The documentary 'Strategy of Success' (2009) about Heydar Aliyev's creation of the State Oil Fund of Azerbaijan.

Mustafayev's next significant work was the documentary "Allaha Shukur" (Thank God) in 2009 about the life and work of the public and religious figure, the 12th Sheikh ul-Islam, chairman of the Board of Muslims of the Caucasus, Haji Allahshukur Pashazade. Vagif Mustafayev was for the second time elected chairman of the authoritative international jury of the 12th Eurasian TV Forum, held in Moscow from 26 to 30 November 2009.
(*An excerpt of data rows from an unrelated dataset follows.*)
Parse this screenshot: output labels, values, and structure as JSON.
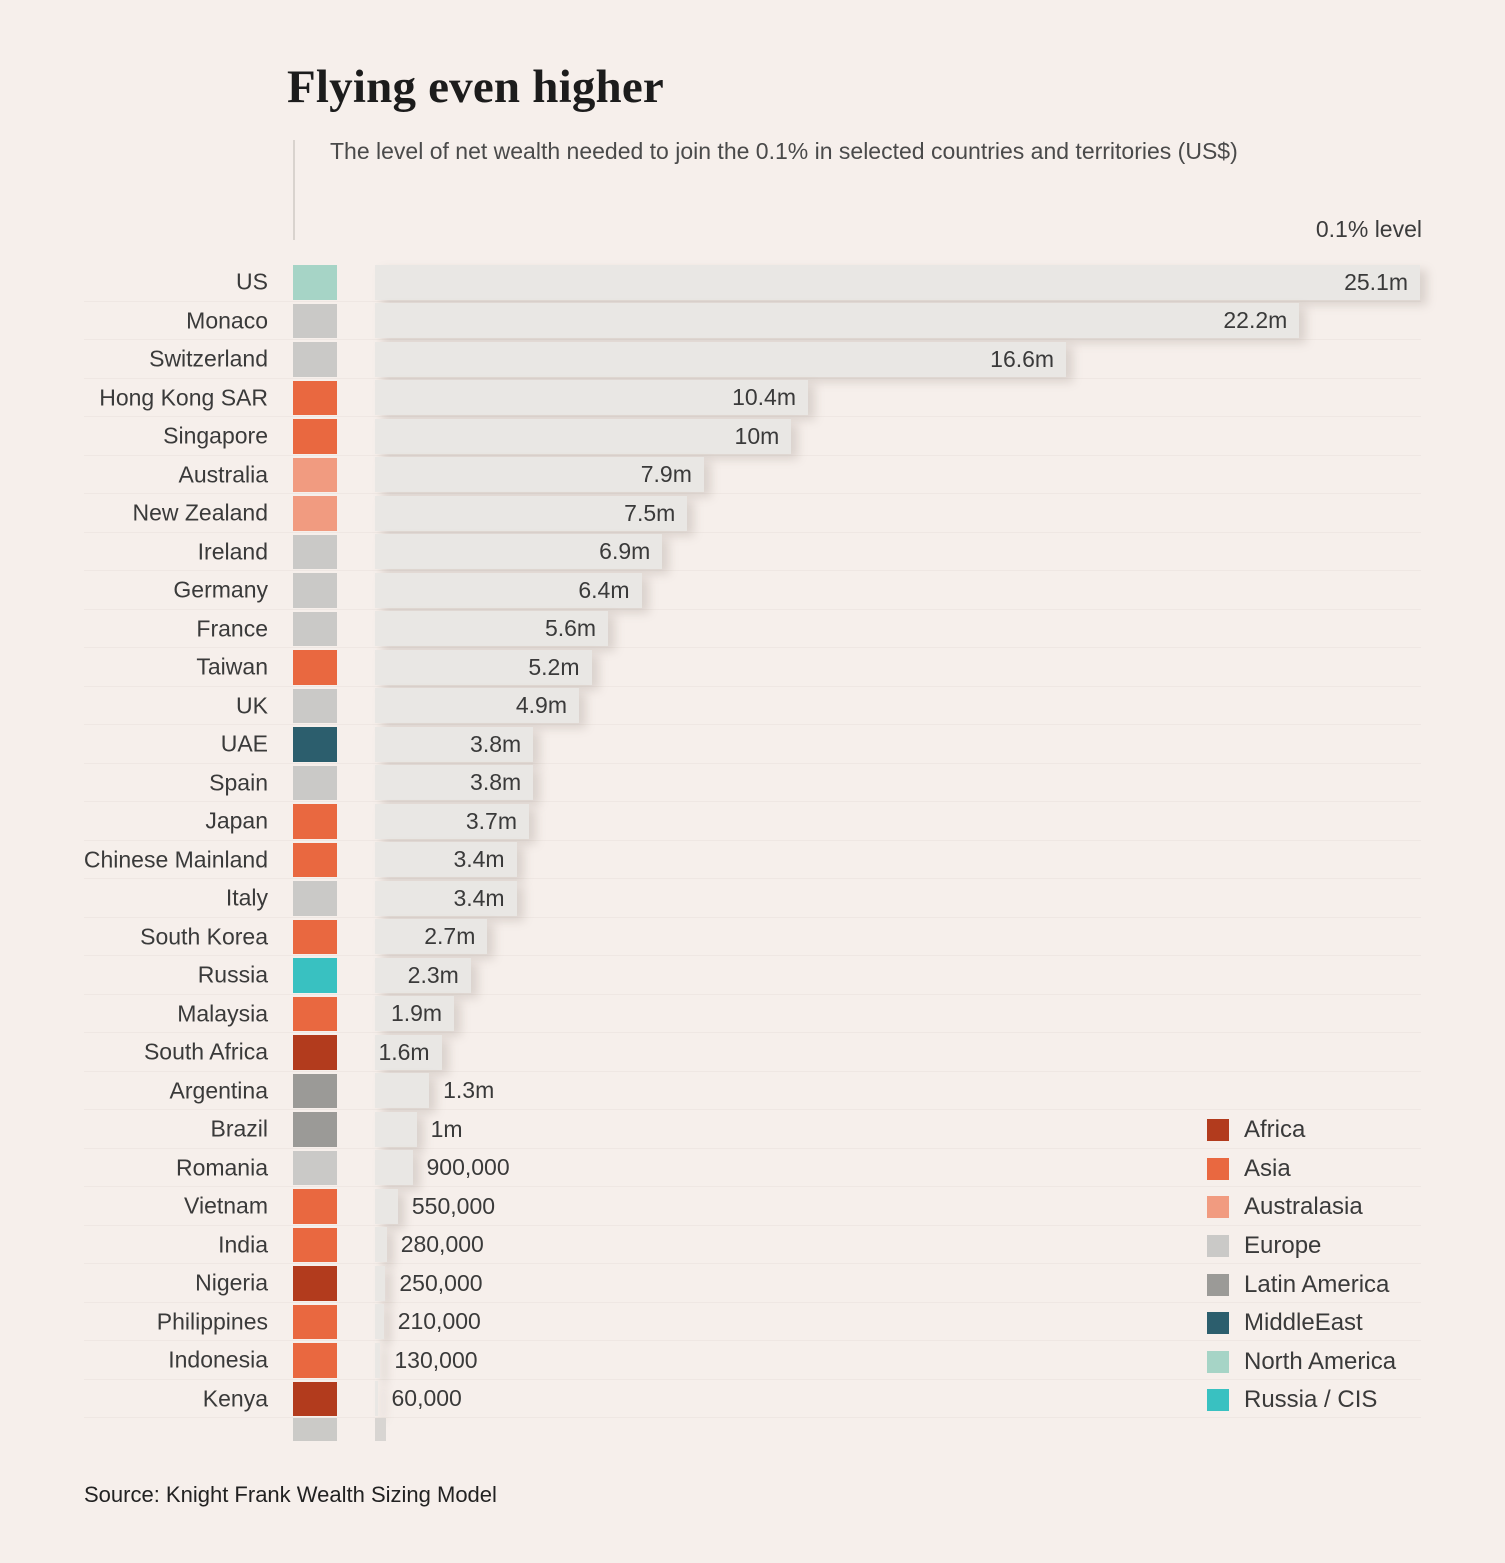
{
  "header": {
    "title": "Flying even higher",
    "subtitle": "The level of net wealth needed to join the 0.1% in selected countries and territories (US$)",
    "axis_label": "0.1% level"
  },
  "chart_data": {
    "type": "bar",
    "orientation": "horizontal",
    "unit": "US$ millions",
    "max_value": 25.1,
    "title": "Flying even higher",
    "subtitle": "The level of net wealth needed to join the 0.1% in selected countries and territories (US$)",
    "legend_position": "bottom-right",
    "rows": [
      {
        "country": "US",
        "region": "North America",
        "value": 25.1,
        "label": "25.1m"
      },
      {
        "country": "Monaco",
        "region": "Europe",
        "value": 22.2,
        "label": "22.2m"
      },
      {
        "country": "Switzerland",
        "region": "Europe",
        "value": 16.6,
        "label": "16.6m"
      },
      {
        "country": "Hong Kong SAR",
        "region": "Asia",
        "value": 10.4,
        "label": "10.4m"
      },
      {
        "country": "Singapore",
        "region": "Asia",
        "value": 10,
        "label": "10m"
      },
      {
        "country": "Australia",
        "region": "Australasia",
        "value": 7.9,
        "label": "7.9m"
      },
      {
        "country": "New Zealand",
        "region": "Australasia",
        "value": 7.5,
        "label": "7.5m"
      },
      {
        "country": "Ireland",
        "region": "Europe",
        "value": 6.9,
        "label": "6.9m"
      },
      {
        "country": "Germany",
        "region": "Europe",
        "value": 6.4,
        "label": "6.4m"
      },
      {
        "country": "France",
        "region": "Europe",
        "value": 5.6,
        "label": "5.6m"
      },
      {
        "country": "Taiwan",
        "region": "Asia",
        "value": 5.2,
        "label": "5.2m"
      },
      {
        "country": "UK",
        "region": "Europe",
        "value": 4.9,
        "label": "4.9m"
      },
      {
        "country": "UAE",
        "region": "MiddleEast",
        "value": 3.8,
        "label": "3.8m"
      },
      {
        "country": "Spain",
        "region": "Europe",
        "value": 3.8,
        "label": "3.8m"
      },
      {
        "country": "Japan",
        "region": "Asia",
        "value": 3.7,
        "label": "3.7m"
      },
      {
        "country": "Chinese Mainland",
        "region": "Asia",
        "value": 3.4,
        "label": "3.4m"
      },
      {
        "country": "Italy",
        "region": "Europe",
        "value": 3.4,
        "label": "3.4m"
      },
      {
        "country": "South Korea",
        "region": "Asia",
        "value": 2.7,
        "label": "2.7m"
      },
      {
        "country": "Russia",
        "region": "Russia / CIS",
        "value": 2.3,
        "label": "2.3m"
      },
      {
        "country": "Malaysia",
        "region": "Asia",
        "value": 1.9,
        "label": "1.9m"
      },
      {
        "country": "South Africa",
        "region": "Africa",
        "value": 1.6,
        "label": "1.6m"
      },
      {
        "country": "Argentina",
        "region": "Latin America",
        "value": 1.3,
        "label": "1.3m"
      },
      {
        "country": "Brazil",
        "region": "Latin America",
        "value": 1.0,
        "label": "1m"
      },
      {
        "country": "Romania",
        "region": "Europe",
        "value": 0.9,
        "label": "900,000"
      },
      {
        "country": "Vietnam",
        "region": "Asia",
        "value": 0.55,
        "label": "550,000"
      },
      {
        "country": "India",
        "region": "Asia",
        "value": 0.28,
        "label": "280,000"
      },
      {
        "country": "Nigeria",
        "region": "Africa",
        "value": 0.25,
        "label": "250,000"
      },
      {
        "country": "Philippines",
        "region": "Asia",
        "value": 0.21,
        "label": "210,000"
      },
      {
        "country": "Indonesia",
        "region": "Asia",
        "value": 0.13,
        "label": "130,000"
      },
      {
        "country": "Kenya",
        "region": "Africa",
        "value": 0.06,
        "label": "60,000"
      }
    ]
  },
  "regions": {
    "Africa": "#b23b1d",
    "Asia": "#e96840",
    "Australasia": "#f19b80",
    "Europe": "#cac9c7",
    "Latin America": "#9b9a97",
    "MiddleEast": "#2c5e6d",
    "North America": "#a6d4c6",
    "Russia / CIS": "#39c1c1"
  },
  "footer": {
    "source": "Source: Knight Frank Wealth Sizing Model"
  }
}
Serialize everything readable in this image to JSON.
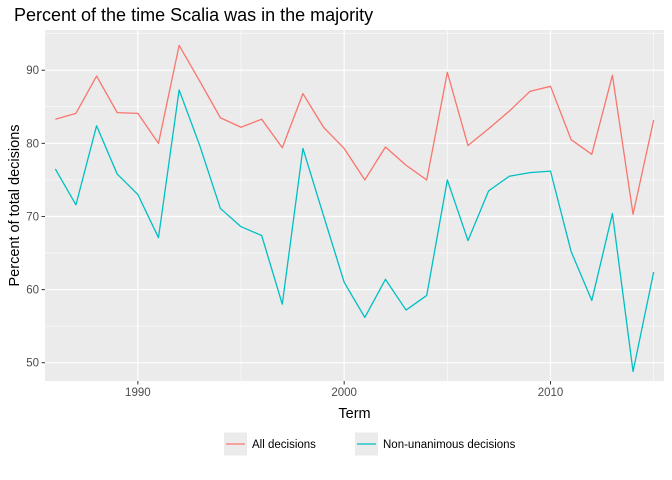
{
  "chart_data": {
    "type": "line",
    "title": "Percent of the time Scalia was in the majority",
    "xlabel": "Term",
    "ylabel": "Percent of total decisions",
    "xlim": [
      1985.5,
      2015.5
    ],
    "ylim": [
      47.5,
      95.5
    ],
    "x_ticks": [
      1990,
      2000,
      2010
    ],
    "y_ticks": [
      50,
      60,
      70,
      80,
      90
    ],
    "grid": true,
    "legend_position": "bottom",
    "x": [
      1986,
      1987,
      1988,
      1989,
      1990,
      1991,
      1992,
      1993,
      1994,
      1995,
      1996,
      1997,
      1998,
      1999,
      2000,
      2001,
      2002,
      2003,
      2004,
      2005,
      2006,
      2007,
      2008,
      2009,
      2010,
      2011,
      2012,
      2013,
      2014,
      2015
    ],
    "series": [
      {
        "name": "All decisions",
        "color": "#F8766D",
        "values": [
          83.3,
          84.1,
          89.2,
          84.2,
          84.1,
          80.0,
          93.4,
          88.5,
          83.5,
          82.2,
          83.3,
          79.4,
          86.8,
          82.2,
          79.3,
          75.0,
          79.5,
          77.0,
          75.0,
          89.7,
          79.7,
          82.0,
          84.4,
          87.1,
          87.8,
          80.5,
          78.5,
          89.3,
          70.3,
          83.2
        ]
      },
      {
        "name": "Non-unanimous decisions",
        "color": "#00BFC4",
        "values": [
          76.5,
          71.6,
          82.4,
          75.8,
          73.0,
          67.1,
          87.3,
          79.7,
          71.1,
          68.6,
          67.4,
          58.0,
          79.3,
          70.1,
          61.0,
          56.2,
          61.4,
          57.2,
          59.2,
          75.0,
          66.7,
          73.5,
          75.5,
          76.0,
          76.2,
          65.2,
          58.5,
          70.4,
          48.8,
          62.4
        ]
      }
    ]
  }
}
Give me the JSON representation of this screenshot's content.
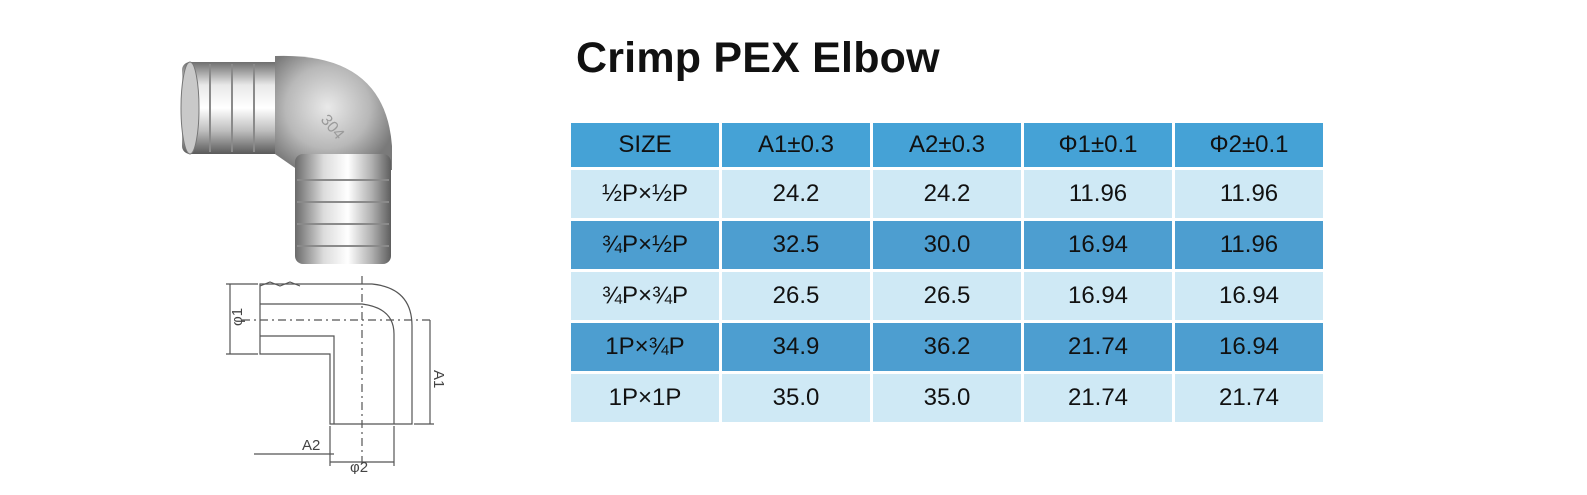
{
  "title": "Crimp PEX Elbow",
  "photo": {
    "marking": "304"
  },
  "drawing": {
    "label_phi1": "φ1",
    "label_a1": "A1",
    "label_a2": "A2",
    "label_phi2": "φ2"
  },
  "table": {
    "headers": [
      "SIZE",
      "A1±0.3",
      "A2±0.3",
      "Φ1±0.1",
      "Φ2±0.1"
    ],
    "rows": [
      [
        "½P×½P",
        "24.2",
        "24.2",
        "11.96",
        "11.96"
      ],
      [
        "¾P×½P",
        "32.5",
        "30.0",
        "16.94",
        "11.96"
      ],
      [
        "¾P×¾P",
        "26.5",
        "26.5",
        "16.94",
        "16.94"
      ],
      [
        "1P×¾P",
        "34.9",
        "36.2",
        "21.74",
        "16.94"
      ],
      [
        "1P×1P",
        "35.0",
        "35.0",
        "21.74",
        "21.74"
      ]
    ]
  },
  "colors": {
    "header": "#45a2d6",
    "row_light": "#cfe9f5",
    "row_dark": "#4d9ed0"
  }
}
Vagif Mustafayev headed the jury at the Sixth International Festival of War and Patriotic Films, which was held from 16 to 20 December 2009 in Volokolamsk (Moscow Region) and was dedicated to the 65th anniversary of victory in the Second World War.

In 2010, Vagif Mustafayev shot a four-part documentary 'The History of Oil in Azerbaijan'.

In 2011, well-known director, People's Artiste of the Azerbaijan Republic, film director, winner of Azerbaijan's State Prize, vice-president of the European Academy of Television Vagif Mustafayev shot the 11th film about the former President of Azerbaijan Heydar Aliyev titled 'Heydar Aliyev. The State'.

Between 1999 and 2013, Vagif Mustafayev made 12 films about the life and work of Aliyev.

=== Filmography ===
- Fikret Amirov (2022)
- Life Seems to Be Beautiful (2022)
- Inspection (2007)
- National Bomb (2004)
- Black Mark (2003)
- Between Earth and Sky (1999)
- Everything for Better (1997)
- French (1995)
- Alone (1991)
- The Scoundrel (1988 film)
- Villain (1987)

==Awards==
Vagif Mustafayev has been awarded the Order of Glory of the Azerbaijan Republic and the Order of Honour of Georgia. He also won the prize and diploma for his Outstanding Contribution to the Development of Film and Television at the 13th Eurasian TV Forum, held in Moscow in November 2011.

In 2022, Mustafayev was awarded by the "Best Director" award at the Korkut Ata Film Festival held in Bursa, Turkey.